As disappointed as I was, I wouldn’t trade those few months of deliberation for anything. It became a spiritual journey of its own. Christ’s sacrifice for me took on a whole new meaning that will forever impact my walk with Christ.
The few people I told about my decision and several medical personnel treated me like I was some kind of hero. I didn’t understand that. I didn’t want to be painted as a hero. The young lady that needed the kidney was, in my estimation, the hero. In spite of multiple illnesses, she persisted in receiving an advanced college degree. Nightly, she hooked herself up to a home dialysis unit. Daily, she went to work. Of anyone I knew, this young newly married lady had her life before her. She deserved a kidney. It was the least I could do for her.
One day I told my husband, if I did end up donating my kidney, what answer could I give those who wanted to tell me how wonderful I was? “I’m not so wonderful,” I said. “If it was anyone other than our friend, would I be so sacrificial?”

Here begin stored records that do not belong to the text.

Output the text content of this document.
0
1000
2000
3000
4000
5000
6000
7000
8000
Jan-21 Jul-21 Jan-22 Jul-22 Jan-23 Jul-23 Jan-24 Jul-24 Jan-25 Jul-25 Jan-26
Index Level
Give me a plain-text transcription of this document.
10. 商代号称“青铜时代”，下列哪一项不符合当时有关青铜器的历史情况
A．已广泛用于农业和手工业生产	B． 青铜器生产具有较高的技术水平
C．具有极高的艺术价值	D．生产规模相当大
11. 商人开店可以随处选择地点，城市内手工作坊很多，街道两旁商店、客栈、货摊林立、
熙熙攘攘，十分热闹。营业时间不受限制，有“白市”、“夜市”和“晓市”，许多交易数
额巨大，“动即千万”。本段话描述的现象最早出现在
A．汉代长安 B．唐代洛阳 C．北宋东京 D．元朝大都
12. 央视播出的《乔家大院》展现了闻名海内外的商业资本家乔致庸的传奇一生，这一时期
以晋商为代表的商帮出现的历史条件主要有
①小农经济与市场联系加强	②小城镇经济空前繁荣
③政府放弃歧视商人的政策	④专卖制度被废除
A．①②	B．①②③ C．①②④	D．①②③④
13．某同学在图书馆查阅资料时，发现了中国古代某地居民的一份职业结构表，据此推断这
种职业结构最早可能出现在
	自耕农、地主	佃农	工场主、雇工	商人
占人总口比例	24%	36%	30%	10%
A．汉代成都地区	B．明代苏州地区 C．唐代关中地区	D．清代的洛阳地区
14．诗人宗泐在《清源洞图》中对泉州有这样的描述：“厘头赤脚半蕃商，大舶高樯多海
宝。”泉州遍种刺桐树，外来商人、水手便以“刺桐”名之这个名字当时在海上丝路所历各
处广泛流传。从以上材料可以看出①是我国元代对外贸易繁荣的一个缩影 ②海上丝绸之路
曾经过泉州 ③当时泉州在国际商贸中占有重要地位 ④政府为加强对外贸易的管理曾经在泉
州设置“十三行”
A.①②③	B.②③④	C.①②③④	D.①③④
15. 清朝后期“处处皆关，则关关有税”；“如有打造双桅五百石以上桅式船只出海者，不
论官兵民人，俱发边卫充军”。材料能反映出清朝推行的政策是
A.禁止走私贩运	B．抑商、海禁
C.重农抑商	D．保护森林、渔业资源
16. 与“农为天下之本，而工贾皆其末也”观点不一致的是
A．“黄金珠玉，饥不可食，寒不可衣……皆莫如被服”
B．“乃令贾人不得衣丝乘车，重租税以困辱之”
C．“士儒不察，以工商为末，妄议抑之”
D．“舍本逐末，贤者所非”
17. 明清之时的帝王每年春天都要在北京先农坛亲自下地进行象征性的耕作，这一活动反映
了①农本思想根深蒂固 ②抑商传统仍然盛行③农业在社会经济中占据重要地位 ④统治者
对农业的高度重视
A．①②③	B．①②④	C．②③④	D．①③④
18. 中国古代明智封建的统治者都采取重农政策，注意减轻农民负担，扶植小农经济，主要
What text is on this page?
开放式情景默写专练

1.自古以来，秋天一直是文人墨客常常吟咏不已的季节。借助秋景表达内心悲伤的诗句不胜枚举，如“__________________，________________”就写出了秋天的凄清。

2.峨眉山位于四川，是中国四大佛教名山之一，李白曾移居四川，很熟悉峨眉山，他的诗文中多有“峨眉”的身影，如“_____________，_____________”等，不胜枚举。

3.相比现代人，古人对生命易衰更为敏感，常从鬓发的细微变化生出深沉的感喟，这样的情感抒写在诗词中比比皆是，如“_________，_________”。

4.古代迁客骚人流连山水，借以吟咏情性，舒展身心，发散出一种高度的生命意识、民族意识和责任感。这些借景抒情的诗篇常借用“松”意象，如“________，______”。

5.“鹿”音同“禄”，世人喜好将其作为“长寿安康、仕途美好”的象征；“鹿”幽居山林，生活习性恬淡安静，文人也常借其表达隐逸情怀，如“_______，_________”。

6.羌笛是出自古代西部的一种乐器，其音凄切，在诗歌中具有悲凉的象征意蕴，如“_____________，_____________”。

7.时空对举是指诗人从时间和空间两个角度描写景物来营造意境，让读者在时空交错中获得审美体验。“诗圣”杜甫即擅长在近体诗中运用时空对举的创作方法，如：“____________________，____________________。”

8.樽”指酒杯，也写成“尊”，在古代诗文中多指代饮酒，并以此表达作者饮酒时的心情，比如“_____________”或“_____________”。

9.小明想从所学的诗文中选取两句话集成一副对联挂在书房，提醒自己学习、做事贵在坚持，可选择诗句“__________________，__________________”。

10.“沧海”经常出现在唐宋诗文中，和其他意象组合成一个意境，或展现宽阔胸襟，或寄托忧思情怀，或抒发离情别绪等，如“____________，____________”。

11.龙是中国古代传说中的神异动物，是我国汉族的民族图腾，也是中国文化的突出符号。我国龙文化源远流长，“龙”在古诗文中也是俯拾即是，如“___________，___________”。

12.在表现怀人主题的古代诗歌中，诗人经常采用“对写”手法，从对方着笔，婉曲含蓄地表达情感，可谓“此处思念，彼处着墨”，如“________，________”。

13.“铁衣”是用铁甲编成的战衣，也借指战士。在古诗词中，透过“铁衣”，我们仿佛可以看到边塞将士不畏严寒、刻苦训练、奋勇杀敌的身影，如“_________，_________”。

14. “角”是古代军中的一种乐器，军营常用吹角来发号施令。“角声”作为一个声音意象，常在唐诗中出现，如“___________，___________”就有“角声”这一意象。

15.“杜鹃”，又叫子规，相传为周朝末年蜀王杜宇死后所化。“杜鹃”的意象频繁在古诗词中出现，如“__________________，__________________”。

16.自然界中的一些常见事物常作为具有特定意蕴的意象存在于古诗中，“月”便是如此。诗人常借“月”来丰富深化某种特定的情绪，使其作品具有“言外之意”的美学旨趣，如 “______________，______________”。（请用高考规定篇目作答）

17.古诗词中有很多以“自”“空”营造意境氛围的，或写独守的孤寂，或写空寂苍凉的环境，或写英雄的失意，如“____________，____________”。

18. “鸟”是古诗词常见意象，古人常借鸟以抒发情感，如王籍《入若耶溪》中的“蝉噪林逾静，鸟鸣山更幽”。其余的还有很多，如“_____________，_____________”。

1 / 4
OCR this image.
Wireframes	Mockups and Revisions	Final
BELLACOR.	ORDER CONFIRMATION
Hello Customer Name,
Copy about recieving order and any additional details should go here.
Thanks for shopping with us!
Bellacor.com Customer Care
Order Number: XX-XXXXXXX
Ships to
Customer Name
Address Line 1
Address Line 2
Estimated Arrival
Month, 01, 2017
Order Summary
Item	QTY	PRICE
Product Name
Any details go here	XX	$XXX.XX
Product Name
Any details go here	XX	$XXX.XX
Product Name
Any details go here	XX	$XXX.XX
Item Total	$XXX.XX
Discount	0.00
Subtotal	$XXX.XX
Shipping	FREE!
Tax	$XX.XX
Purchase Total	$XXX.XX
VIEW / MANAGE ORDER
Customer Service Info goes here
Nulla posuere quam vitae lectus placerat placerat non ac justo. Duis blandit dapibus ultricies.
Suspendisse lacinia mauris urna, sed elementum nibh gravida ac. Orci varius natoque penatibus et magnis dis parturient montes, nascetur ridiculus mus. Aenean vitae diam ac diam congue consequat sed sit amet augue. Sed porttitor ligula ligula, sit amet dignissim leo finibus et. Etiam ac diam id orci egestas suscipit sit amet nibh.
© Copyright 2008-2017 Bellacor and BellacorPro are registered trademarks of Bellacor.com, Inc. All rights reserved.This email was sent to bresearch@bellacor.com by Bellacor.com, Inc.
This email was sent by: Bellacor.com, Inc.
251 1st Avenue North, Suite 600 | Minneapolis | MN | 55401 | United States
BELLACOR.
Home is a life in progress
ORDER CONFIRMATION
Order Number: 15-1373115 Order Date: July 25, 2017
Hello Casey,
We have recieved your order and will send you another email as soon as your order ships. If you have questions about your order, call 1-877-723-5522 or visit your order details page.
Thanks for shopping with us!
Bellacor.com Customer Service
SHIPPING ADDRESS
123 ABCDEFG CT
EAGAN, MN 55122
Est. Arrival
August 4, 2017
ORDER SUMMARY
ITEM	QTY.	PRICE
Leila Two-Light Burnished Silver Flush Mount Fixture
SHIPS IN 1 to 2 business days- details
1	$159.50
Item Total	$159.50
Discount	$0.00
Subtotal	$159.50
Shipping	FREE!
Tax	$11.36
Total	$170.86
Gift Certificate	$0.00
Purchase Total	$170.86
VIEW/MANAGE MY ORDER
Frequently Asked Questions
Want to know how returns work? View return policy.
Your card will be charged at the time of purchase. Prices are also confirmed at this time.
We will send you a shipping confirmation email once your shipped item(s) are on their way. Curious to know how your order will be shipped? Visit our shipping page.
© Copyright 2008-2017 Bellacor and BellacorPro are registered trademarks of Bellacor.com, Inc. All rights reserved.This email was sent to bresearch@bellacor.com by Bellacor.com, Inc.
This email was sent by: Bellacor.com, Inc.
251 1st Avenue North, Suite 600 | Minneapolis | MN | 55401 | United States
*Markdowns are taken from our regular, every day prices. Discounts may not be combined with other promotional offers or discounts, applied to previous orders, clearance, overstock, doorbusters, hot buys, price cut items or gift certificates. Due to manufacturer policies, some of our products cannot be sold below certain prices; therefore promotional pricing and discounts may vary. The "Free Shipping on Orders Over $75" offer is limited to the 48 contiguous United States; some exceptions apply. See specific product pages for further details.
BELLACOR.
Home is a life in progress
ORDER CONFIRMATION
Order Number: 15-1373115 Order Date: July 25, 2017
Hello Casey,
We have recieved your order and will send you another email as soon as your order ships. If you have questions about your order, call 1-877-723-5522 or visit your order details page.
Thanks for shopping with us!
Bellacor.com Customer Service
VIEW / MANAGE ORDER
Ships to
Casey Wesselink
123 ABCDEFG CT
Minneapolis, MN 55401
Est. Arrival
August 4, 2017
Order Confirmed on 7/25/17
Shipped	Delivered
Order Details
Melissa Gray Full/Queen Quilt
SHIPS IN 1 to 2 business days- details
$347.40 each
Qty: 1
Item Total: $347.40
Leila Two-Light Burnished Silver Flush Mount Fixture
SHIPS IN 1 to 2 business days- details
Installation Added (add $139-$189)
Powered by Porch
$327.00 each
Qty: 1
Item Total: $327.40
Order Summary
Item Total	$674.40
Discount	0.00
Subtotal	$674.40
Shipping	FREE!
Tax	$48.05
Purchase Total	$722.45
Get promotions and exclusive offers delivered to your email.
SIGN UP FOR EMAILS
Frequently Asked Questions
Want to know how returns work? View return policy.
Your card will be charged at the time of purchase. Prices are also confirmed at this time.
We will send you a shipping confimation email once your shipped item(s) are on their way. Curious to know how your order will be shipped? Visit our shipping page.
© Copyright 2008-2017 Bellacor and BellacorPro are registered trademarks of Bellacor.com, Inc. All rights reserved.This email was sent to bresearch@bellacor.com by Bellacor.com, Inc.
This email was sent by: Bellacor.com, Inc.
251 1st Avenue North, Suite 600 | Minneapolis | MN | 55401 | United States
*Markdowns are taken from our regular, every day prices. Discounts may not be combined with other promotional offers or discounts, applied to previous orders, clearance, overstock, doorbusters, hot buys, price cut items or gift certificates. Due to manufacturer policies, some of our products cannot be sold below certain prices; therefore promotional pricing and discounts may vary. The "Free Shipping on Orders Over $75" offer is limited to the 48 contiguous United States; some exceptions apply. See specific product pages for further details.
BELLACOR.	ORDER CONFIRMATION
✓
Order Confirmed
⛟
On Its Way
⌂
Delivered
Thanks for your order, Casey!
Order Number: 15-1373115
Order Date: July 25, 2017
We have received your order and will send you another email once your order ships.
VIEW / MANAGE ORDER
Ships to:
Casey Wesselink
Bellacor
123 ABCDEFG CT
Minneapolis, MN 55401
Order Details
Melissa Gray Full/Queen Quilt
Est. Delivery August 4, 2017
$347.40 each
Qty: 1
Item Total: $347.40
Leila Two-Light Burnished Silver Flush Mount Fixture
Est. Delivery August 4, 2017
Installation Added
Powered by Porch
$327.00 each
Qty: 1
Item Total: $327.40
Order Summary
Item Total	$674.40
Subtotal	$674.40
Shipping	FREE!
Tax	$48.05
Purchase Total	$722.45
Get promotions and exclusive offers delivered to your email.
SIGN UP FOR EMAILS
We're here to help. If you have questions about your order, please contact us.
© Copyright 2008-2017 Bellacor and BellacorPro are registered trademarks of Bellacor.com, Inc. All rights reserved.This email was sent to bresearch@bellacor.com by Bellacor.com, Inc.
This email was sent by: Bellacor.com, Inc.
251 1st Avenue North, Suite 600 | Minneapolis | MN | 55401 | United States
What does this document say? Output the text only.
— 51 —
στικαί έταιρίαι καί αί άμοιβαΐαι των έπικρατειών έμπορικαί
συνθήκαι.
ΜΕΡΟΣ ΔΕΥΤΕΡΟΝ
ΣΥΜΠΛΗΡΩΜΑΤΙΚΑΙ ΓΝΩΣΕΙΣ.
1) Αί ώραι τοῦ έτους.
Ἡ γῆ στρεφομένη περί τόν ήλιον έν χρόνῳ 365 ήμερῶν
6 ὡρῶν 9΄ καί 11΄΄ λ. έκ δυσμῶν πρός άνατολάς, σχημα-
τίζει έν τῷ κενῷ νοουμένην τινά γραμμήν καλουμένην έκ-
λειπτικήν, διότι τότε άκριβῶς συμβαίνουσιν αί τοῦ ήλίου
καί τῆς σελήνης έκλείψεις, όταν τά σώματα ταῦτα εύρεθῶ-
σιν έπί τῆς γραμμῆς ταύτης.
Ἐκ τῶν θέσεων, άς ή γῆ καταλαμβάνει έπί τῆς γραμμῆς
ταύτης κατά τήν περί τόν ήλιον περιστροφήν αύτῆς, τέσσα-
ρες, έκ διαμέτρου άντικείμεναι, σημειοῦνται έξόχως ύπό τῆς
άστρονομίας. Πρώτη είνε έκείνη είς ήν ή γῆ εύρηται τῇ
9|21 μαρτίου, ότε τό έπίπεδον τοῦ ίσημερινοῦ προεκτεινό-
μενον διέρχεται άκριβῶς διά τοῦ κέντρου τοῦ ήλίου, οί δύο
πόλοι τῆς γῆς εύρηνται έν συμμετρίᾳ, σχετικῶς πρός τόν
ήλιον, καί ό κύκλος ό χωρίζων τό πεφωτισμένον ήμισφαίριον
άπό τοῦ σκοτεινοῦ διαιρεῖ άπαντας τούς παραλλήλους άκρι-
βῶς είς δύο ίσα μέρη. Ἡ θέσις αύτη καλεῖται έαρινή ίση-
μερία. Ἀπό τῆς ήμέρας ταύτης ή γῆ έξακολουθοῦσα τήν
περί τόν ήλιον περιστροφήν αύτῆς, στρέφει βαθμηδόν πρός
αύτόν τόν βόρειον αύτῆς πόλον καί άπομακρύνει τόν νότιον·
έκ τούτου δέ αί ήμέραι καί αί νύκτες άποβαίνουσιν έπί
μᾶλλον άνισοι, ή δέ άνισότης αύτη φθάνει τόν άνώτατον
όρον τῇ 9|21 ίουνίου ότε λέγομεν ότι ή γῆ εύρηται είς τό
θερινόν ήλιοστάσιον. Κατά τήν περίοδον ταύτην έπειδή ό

“Probably not,” my husband answered. “You wouldn’t do it for a homeless derelict who wouldn’t bother putting his life back together afterwards, would you?”
I hated to admit he was right. I wasn’t that altruistic. I choked up. “But that’s what Jesus did.”
- I’m not the perfect transplant donor.
- I’m willing to donate to a friend – Jesus died for sinners
- I’m willing to give to a nice lady – Jesus died for wicked people (Romans 5:8)
- I’m willing to give a kidney and the world is amazed – Jesus gave his life.
- I can only give to one person – Jesus died for many.
- My health issue prevents me from donation – Jesus was the perfect sacrifice.
No. I’m not wonderful at all. I am so far from what Jesus is. That makes me appreciate what he did for me, for the whole world, so much more.
Living kidney donations are still are a marvelous thing. If you are between the ages of 18-70 and in good health (no cancer, diabetes, heart disease, high blood pressure, or kidney disease), please consider kidney donation. Contact the National Kidney Foundation or your local transplant center. Often, your insurance won’t have to pay a penny and the recovery period is only a few short months out of your life. It’s a small price to pay so someone else can have the gift of years.